Luis Soto, 70, retired state government supervisor, Washington Heights
Soto was working as a truck dispatcher in the garment district when a man came in and told him the president had been shot. "I had to keep working, but it made me feel very uncomfortable. I wanted to go home and watch the news." Someone turned on a radio and Soto heard Kennedy was dead. "Business continued and I was just appalled. Psychologically, it was really bad. My mind was numb. I really liked Kennedy. He and his brother had people like Martin Luther King in his office, so we felt he would help us all in a historical way, with laws against discrimination. There was a feeling when he got elected that everything was going to be better. He was advocating for social justice and economic equality. Then the rug was just pulled out from under all of us."
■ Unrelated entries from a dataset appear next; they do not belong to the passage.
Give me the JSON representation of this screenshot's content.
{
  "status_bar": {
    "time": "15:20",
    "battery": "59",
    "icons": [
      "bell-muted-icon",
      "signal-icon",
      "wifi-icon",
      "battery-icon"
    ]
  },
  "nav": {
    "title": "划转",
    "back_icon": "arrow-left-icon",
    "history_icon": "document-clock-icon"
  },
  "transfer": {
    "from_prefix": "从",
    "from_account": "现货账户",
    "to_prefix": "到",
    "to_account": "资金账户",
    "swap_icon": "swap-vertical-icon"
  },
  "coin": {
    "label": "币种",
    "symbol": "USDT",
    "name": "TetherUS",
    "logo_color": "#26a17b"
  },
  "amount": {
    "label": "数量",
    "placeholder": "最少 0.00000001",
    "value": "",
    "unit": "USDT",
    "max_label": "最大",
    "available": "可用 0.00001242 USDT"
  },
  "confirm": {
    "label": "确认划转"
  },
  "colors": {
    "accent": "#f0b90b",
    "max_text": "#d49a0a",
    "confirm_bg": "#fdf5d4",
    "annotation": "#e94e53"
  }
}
Annette Magana, "70ish," Hell's Kitchen, owner of the AM Two in One Shop
Magana was cleaning her Murray Hill apartment when her husband, who was watching television, delivered the bulletin that would glue them both to the screen for the next week. Finally, they pulled themselves away to walk their dog, and "right on the street, people were weeping. It was like a family member had passed away. New Yorkers come together in tragedy, though, and people were consoling each other."
For Magana, a Republican, Kennedy's death marked the end of a pre-partisan era where humanity reigned and even political opposites bonded over unspeakable transgressions. eThe Kennedy's assassination and subsequent killing of Lee Harvey Oswald, which Magana and millions of others watched on television, made her feel that the world had been turned into a violent, unpredictable dystopia. "There was no politics involved at all," said Magana. "You saw it - raw! - what was happening," and everyone was collectively sickened, she recalled. For days, "everyone on the streets was somber. No matter what anyone was doing, you could see the hurt in their face."
Richard Jacob, 74, retired doorman, Riverdale
Jacob was spending day at the races at Aqueduct Racetrack in South Ozone Park, Queens when he heard learned of the tragedy in Dallas. "I went into the restaurant and this guy, called Mac, told me. He said, "did you hear the president got shot?
"Eventually, someone got on the PA system and when they said they were going to close after the seventh race, we knew he was dead. After the seventh race - the feature race - they closed the track and everybody had to go home. I had the winner in the seventh race - I remember that. I think his name was Get Around, and he paid $360 or $380."
Jacob left to find out that "everyone was in shock. Everyone was sad all over the city. The whole city just had a shocked feeling: How did this happen?!"
Marge Lang, 67, Upper West Side
Lang was working as a stock clerk at a grocery store in the Parkchester section of the Bronx when customers began streaming in saying, "did you hear? Did you hear?'" The veil of anonymity in the busy, bustling city broke down as strangers connected with other strangers, trying to make sense of the incomprehensible death. "Everyone had a comment to make," Lang recalled. I went home and spoke to my parents. Everyone wanted to know: How can this happen?" Lang said.
In a city besieged by grief, Lang didn't cry. "We were raised not to show emotions," because her parents, immigrants from Germany, prioritized coping above emotional catharsis. "They would tell you, 'stop crying.' When you come from Germany during the War, you know shocking things can happen. You learn from it and try to absorb it. You know that life goes on."